Ecological Applications seeks to publish papers that will be interesting to a diverse audience including readers from many different subdisciplines of ecology, as well as from related disciplines. Given the focus of the journal on applications of ecological science to environmental problems, readers also include land managers, environmental consultants, ecologists with state and federal agencies, ecologists working for industry, and many others who are not necessarily heavily involved in doing research themselves. It is essential that papers published in Ecological Applications be oriented toward this broad audience, both in terms of addressing important and widespread problems and in clearly explaining how results from particular locations or on particular species may apply more broadly.
Given these and related considerations, here are some questions that authors should ask themselves before submitting a manuscript to Ecological Applications. The acceptance rate for manuscripts submitted to ESA journals is only about 30%. The purpose of these questions is to help prospective authors determine the chances that a manuscript will fall in the group that is original and important enough to be accepted.

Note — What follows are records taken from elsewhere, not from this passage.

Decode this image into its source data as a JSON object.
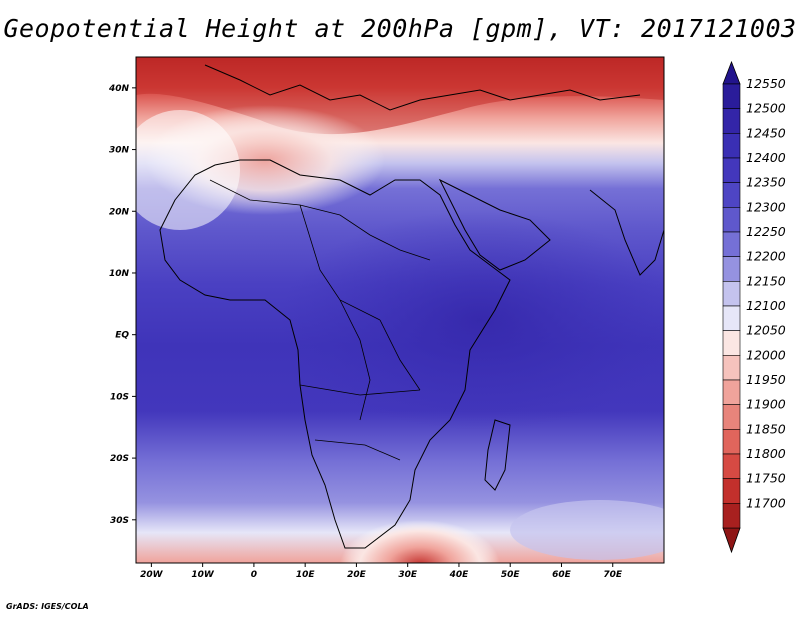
{
  "title": "Geopotential Height at 200hPa [gpm], VT: 2017121003",
  "credit": "GrADS: IGES/COLA",
  "map": {
    "lon_range": [
      -23,
      80
    ],
    "lat_range": [
      -37,
      45
    ],
    "lon_ticks": [
      {
        "value": -20,
        "label": "20W"
      },
      {
        "value": -10,
        "label": "10W"
      },
      {
        "value": 0,
        "label": "0"
      },
      {
        "value": 10,
        "label": "10E"
      },
      {
        "value": 20,
        "label": "20E"
      },
      {
        "value": 30,
        "label": "30E"
      },
      {
        "value": 40,
        "label": "40E"
      },
      {
        "value": 50,
        "label": "50E"
      },
      {
        "value": 60,
        "label": "60E"
      },
      {
        "value": 70,
        "label": "70E"
      }
    ],
    "lat_ticks": [
      {
        "value": 40,
        "label": "40N"
      },
      {
        "value": 30,
        "label": "30N"
      },
      {
        "value": 20,
        "label": "20N"
      },
      {
        "value": 10,
        "label": "10N"
      },
      {
        "value": 0,
        "label": "EQ"
      },
      {
        "value": -10,
        "label": "10S"
      },
      {
        "value": -20,
        "label": "20S"
      },
      {
        "value": -30,
        "label": "30S"
      }
    ]
  },
  "colorbar": {
    "levels": [
      {
        "label": "12550",
        "color": "#2a1c9a"
      },
      {
        "label": "12500",
        "color": "#3325a8"
      },
      {
        "label": "12450",
        "color": "#3a2fb4"
      },
      {
        "label": "12400",
        "color": "#4337bc"
      },
      {
        "label": "12350",
        "color": "#4e45c4"
      },
      {
        "label": "12300",
        "color": "#5f58cc"
      },
      {
        "label": "12250",
        "color": "#7570d6"
      },
      {
        "label": "12200",
        "color": "#9592e0"
      },
      {
        "label": "12150",
        "color": "#c4c3ee"
      },
      {
        "label": "12100",
        "color": "#e6e6f8"
      },
      {
        "label": "12050",
        "color": "#fbe6e3"
      },
      {
        "label": "12000",
        "color": "#f6c3bd"
      },
      {
        "label": "11950",
        "color": "#f0a39b"
      },
      {
        "label": "11900",
        "color": "#e8847b"
      },
      {
        "label": "11850",
        "color": "#e0655c"
      },
      {
        "label": "11800",
        "color": "#d64a43"
      },
      {
        "label": "11750",
        "color": "#c3302c"
      },
      {
        "label": "11700",
        "color": "#a8201f"
      }
    ],
    "top_arrow_color": "#22148c",
    "bottom_arrow_color": "#8e1515"
  }
}
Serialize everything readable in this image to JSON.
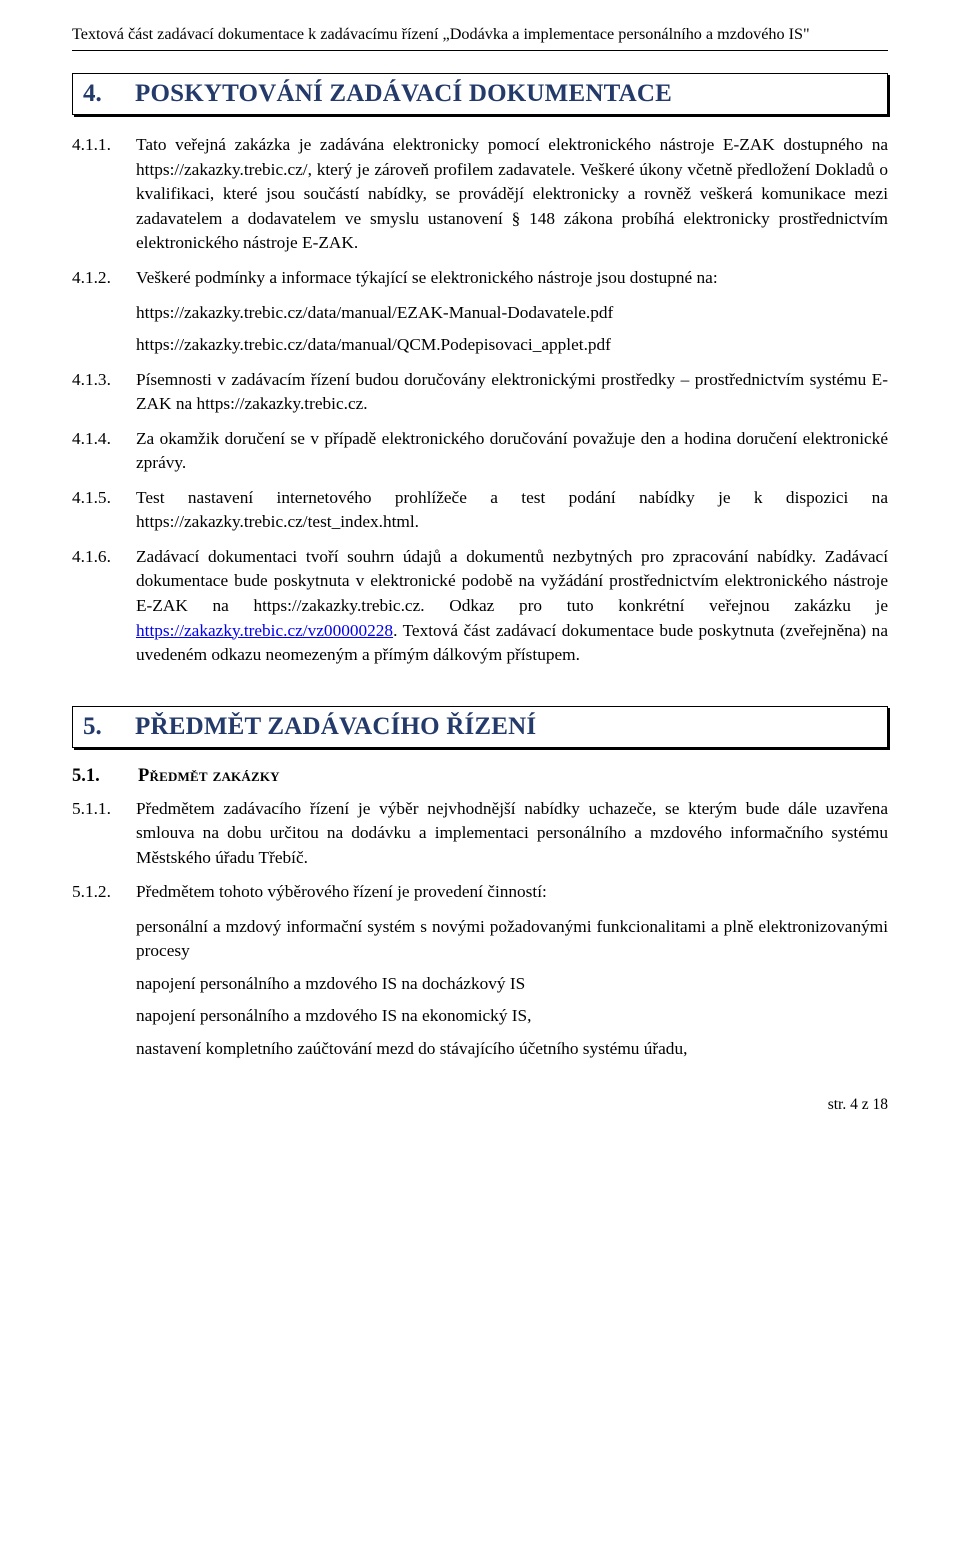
{
  "header": "Textová část zadávací dokumentace k zadávacímu řízení „Dodávka a implementace personálního a mzdového IS\"",
  "section4": {
    "num": "4.",
    "title": "POSKYTOVÁNÍ ZADÁVACÍ DOKUMENTACE",
    "items": {
      "n411": "4.1.1.",
      "t411": "Tato veřejná zakázka je zadávána elektronicky pomocí elektronického nástroje E-ZAK dostupného na https://zakazky.trebic.cz/, který je zároveň profilem zadavatele. Veškeré úkony včetně předložení Dokladů o kvalifikaci, které jsou součástí nabídky, se provádějí elektronicky a rovněž veškerá komunikace mezi zadavatelem a dodavatelem ve smyslu ustanovení § 148 zákona probíhá elektronicky prostřednictvím elektronického nástroje E-ZAK.",
      "n412": "4.1.2.",
      "t412": "Veškeré podmínky a informace týkající se elektronického nástroje jsou dostupné na:",
      "link412a": "https://zakazky.trebic.cz/data/manual/EZAK-Manual-Dodavatele.pdf",
      "link412b": "https://zakazky.trebic.cz/data/manual/QCM.Podepisovaci_applet.pdf",
      "n413": "4.1.3.",
      "t413": "Písemnosti v zadávacím řízení budou doručovány elektronickými prostředky – prostřednictvím systému E-ZAK na https://zakazky.trebic.cz.",
      "n414": "4.1.4.",
      "t414": "Za okamžik doručení se v případě elektronického doručování považuje den a hodina doručení elektronické zprávy.",
      "n415": "4.1.5.",
      "t415": "Test nastavení internetového prohlížeče a test podání nabídky je k dispozici na https://zakazky.trebic.cz/test_index.html.",
      "n416": "4.1.6.",
      "t416a": "Zadávací dokumentaci tvoří souhrn údajů a dokumentů nezbytných pro zpracování nabídky. Zadávací dokumentace bude poskytnuta v elektronické podobě na vyžádání prostřednictvím elektronického nástroje E-ZAK na https://zakazky.trebic.cz. Odkaz pro tuto konkrétní veřejnou zakázku je ",
      "link416": "https://zakazky.trebic.cz/vz00000228",
      "t416b": ". Textová část zadávací dokumentace bude poskytnuta (zveřejněna) na uvedeném odkazu neomezeným a přímým dálkovým přístupem."
    }
  },
  "section5": {
    "num": "5.",
    "title": "PŘEDMĚT ZADÁVACÍHO ŘÍZENÍ",
    "sub51": {
      "num": "5.1.",
      "title": "Předmět zakázky"
    },
    "items": {
      "n511": "5.1.1.",
      "t511": "Předmětem zadávacího řízení je výběr nejvhodnější nabídky uchazeče, se kterým bude dále uzavřena smlouva na dobu určitou na dodávku a implementaci personálního a mzdového informačního systému Městského úřadu Třebíč.",
      "n512": "5.1.2.",
      "t512": "Předmětem tohoto výběrového řízení je provedení činností:",
      "b1": "personální a mzdový informační systém s novými požadovanými funkcionalitami a plně elektronizovanými procesy",
      "b2": "napojení personálního a mzdového IS na docházkový IS",
      "b3": "napojení personálního a mzdového IS na ekonomický IS,",
      "b4": "nastavení kompletního zaúčtování mezd do stávajícího účetního systému úřadu,"
    }
  },
  "footer": "str. 4 z 18"
}
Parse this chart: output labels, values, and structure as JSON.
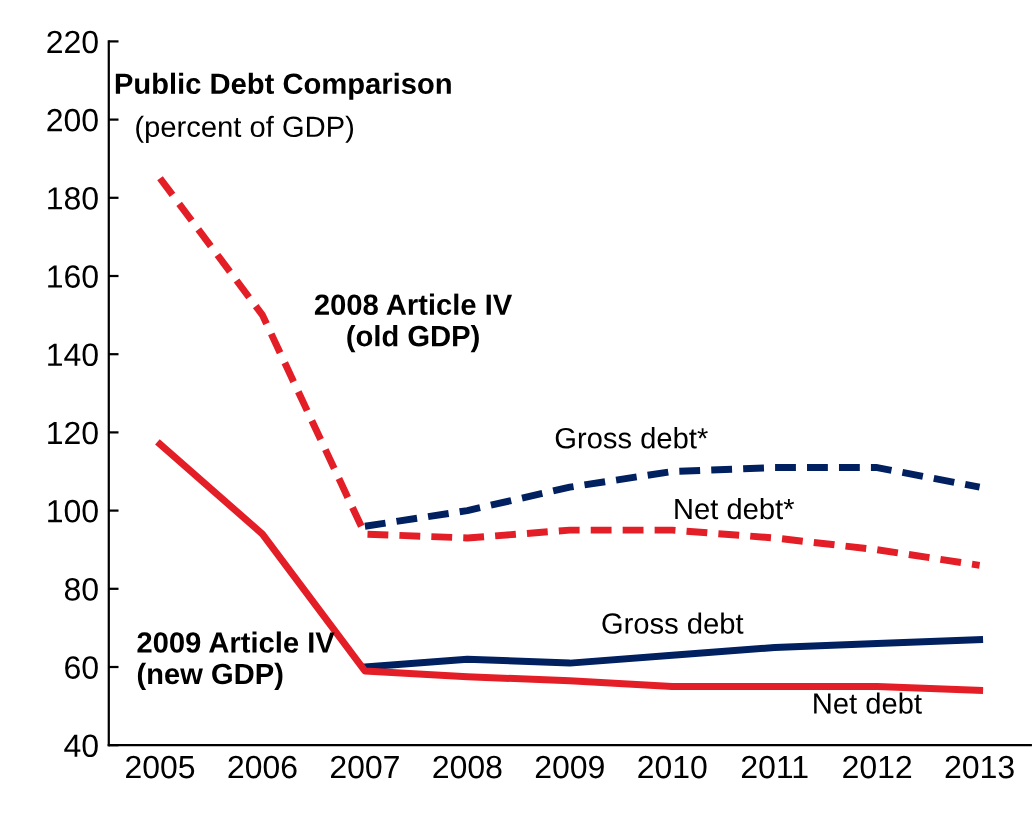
{
  "chart_data": {
    "type": "line",
    "title": "Public Debt Comparison",
    "subtitle": "(percent of GDP)",
    "categories": [
      "2005",
      "2006",
      "2007",
      "2008",
      "2009",
      "2010",
      "2011",
      "2012",
      "2013"
    ],
    "series": [
      {
        "name": "Gross debt*",
        "color": "#002060",
        "line_style": "dashed",
        "values": [
          null,
          null,
          96,
          100,
          106,
          110,
          111,
          111,
          106
        ]
      },
      {
        "name": "Net debt*",
        "color": "#e41e26",
        "line_style": "dashed",
        "values": [
          185,
          150,
          94,
          93,
          95,
          95,
          93,
          90,
          86
        ]
      },
      {
        "name": "Gross debt",
        "color": "#002060",
        "line_style": "solid",
        "values": [
          null,
          null,
          60,
          62,
          61,
          63,
          65,
          66,
          67
        ]
      },
      {
        "name": "Net debt",
        "color": "#e41e26",
        "line_style": "solid",
        "values": [
          117,
          94,
          59,
          57.5,
          56.5,
          55,
          55,
          55,
          54
        ]
      }
    ],
    "annotations": [
      "2008 Article IV\n(old GDP)",
      "2009 Article IV\n(new GDP)"
    ],
    "ylim": [
      40,
      220
    ],
    "yticks": [
      40,
      60,
      80,
      100,
      120,
      140,
      160,
      180,
      200,
      220
    ],
    "grid": false,
    "legend": false,
    "marker": "none"
  }
}
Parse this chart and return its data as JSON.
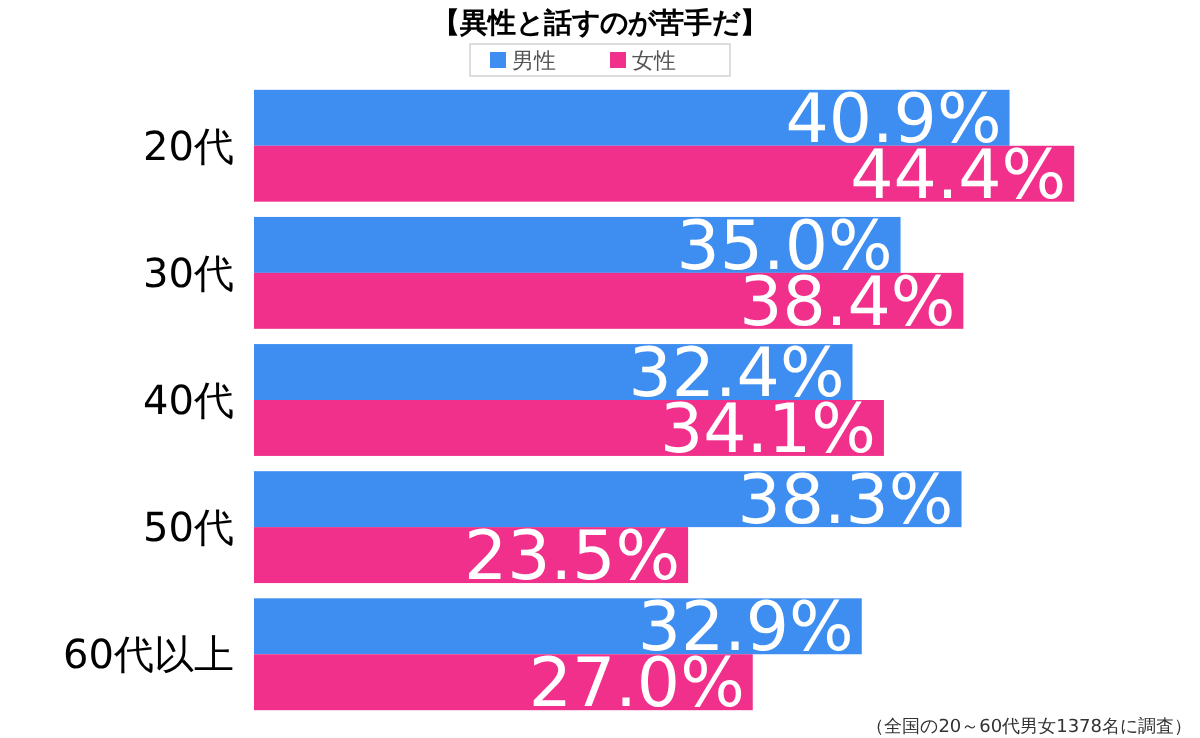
{
  "chart_data": {
    "type": "bar",
    "orientation": "horizontal",
    "title": "【異性と話すのが苦手だ】",
    "categories": [
      "20代",
      "30代",
      "40代",
      "50代",
      "60代以上"
    ],
    "series": [
      {
        "name": "男性",
        "color": "#3d8ef0",
        "values": [
          40.9,
          35.0,
          32.4,
          38.3,
          32.9
        ],
        "value_labels": [
          "40.9%",
          "35.0%",
          "32.4%",
          "38.3%",
          "32.9%"
        ]
      },
      {
        "name": "女性",
        "color": "#f0308a",
        "values": [
          44.4,
          38.4,
          34.1,
          23.5,
          27.0
        ],
        "value_labels": [
          "44.4%",
          "38.4%",
          "34.1%",
          "23.5%",
          "27.0%"
        ]
      }
    ],
    "tick_labels": "y",
    "legend": "top",
    "grid": false,
    "annotations": [
      "（全国の20～60代男女1378名に調査）"
    ]
  }
}
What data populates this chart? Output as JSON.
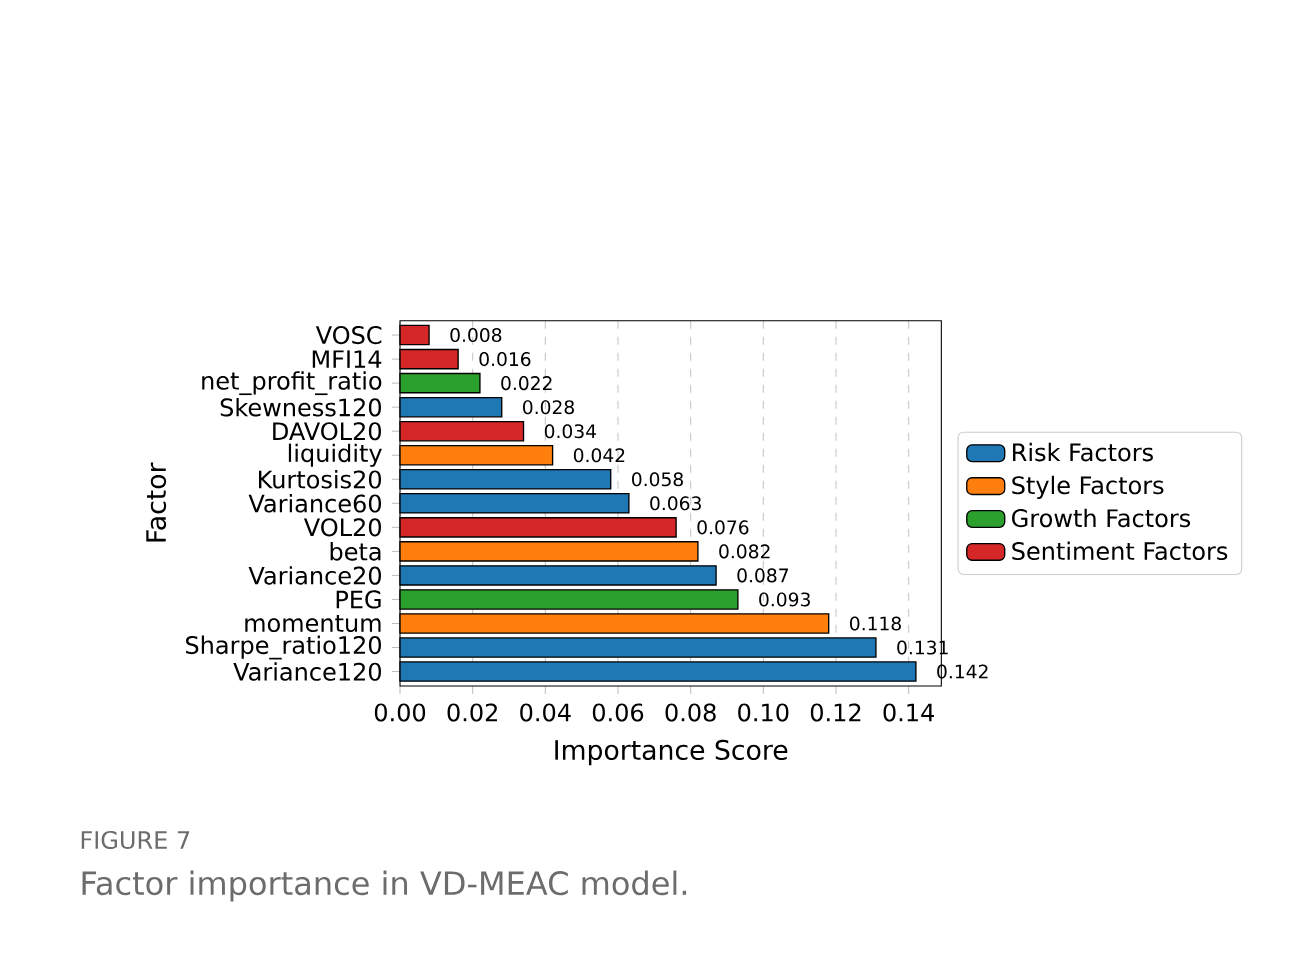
{
  "chart_data": {
    "type": "bar",
    "orientation": "horizontal",
    "xlabel": "Importance Score",
    "ylabel": "Factor",
    "categories": [
      "VOSC",
      "MFI14",
      "net_profit_ratio",
      "Skewness120",
      "DAVOL20",
      "liquidity",
      "Kurtosis20",
      "Variance60",
      "VOL20",
      "beta",
      "Variance20",
      "PEG",
      "momentum",
      "Sharpe_ratio120",
      "Variance120"
    ],
    "series": [
      {
        "name": "Risk Factors",
        "color": "#1f77b4",
        "values": [
          null,
          null,
          null,
          0.028,
          null,
          null,
          0.058,
          0.063,
          null,
          null,
          0.087,
          null,
          null,
          0.131,
          0.142
        ]
      },
      {
        "name": "Style Factors",
        "color": "#ff7f0e",
        "values": [
          null,
          null,
          null,
          null,
          null,
          0.042,
          null,
          null,
          null,
          0.082,
          null,
          null,
          0.118,
          null,
          null
        ]
      },
      {
        "name": "Growth Factors",
        "color": "#2ca02c",
        "values": [
          null,
          null,
          0.022,
          null,
          null,
          null,
          null,
          null,
          null,
          null,
          null,
          0.093,
          null,
          null,
          null
        ]
      },
      {
        "name": "Sentiment Factors",
        "color": "#d62728",
        "values": [
          0.008,
          0.016,
          null,
          null,
          0.034,
          null,
          null,
          null,
          0.076,
          null,
          null,
          null,
          null,
          null,
          null
        ]
      }
    ],
    "xlim": [
      0,
      0.149
    ],
    "xticks": [
      {
        "value": 0,
        "label": "0.00"
      },
      0.02,
      0.04,
      0.06,
      0.08,
      {
        "value": 0.1,
        "label": "0.10"
      },
      0.12,
      0.14
    ],
    "data_labels": true,
    "grid": "x",
    "legend": "right",
    "annotations": [
      "FIGURE 7",
      "Factor importance in VD-MEAC model."
    ]
  }
}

It may take six months or longer for a decision, so if these questions raise substantial doubts about whether a manuscript satisfies these specified criteria, a lot of time might be saved by submitting it to a more specialized journal.
- Is your manuscript so original and important that it warrants publication in a journal that can only publish one or a few papers per issue in any particular subdiscipline (e.g., conservation biology, biogeochemistry, agroecology, toxicology), or is it better suited for a more specialized journal?
- Does your manuscript focus on the application of ecological science to the understanding, management, or solution of environmental problems, or is the primary motivation and focus related to basic understanding of ecological phenomena? In manuscripts submitted to Ecological Applications, it is appropriate for the Introduction to focus primarily on the environmental issue(s) being addressed rather than on more fundamental issues.
- Does your manuscript address an environmental issue of widespread importance, or is the issue merely of local or limited importance? A manuscript covering a topic of local importance is better suited for a journal with a limited geographic scope.
- If your manuscript primarily reports on site- or species- specific results, do these results have broader implications (e.g., for other systems) and have you successfully explained how your results may offer insights to scientists or managers who are not necessarily interested in your particular system?
- Is your manuscript likely to be of interest and relevance only to a limited audience with training in a particular technical field, or will it appeal to a broad audience? This is a particularly crucial question for manuscripts that report new methods or approaches.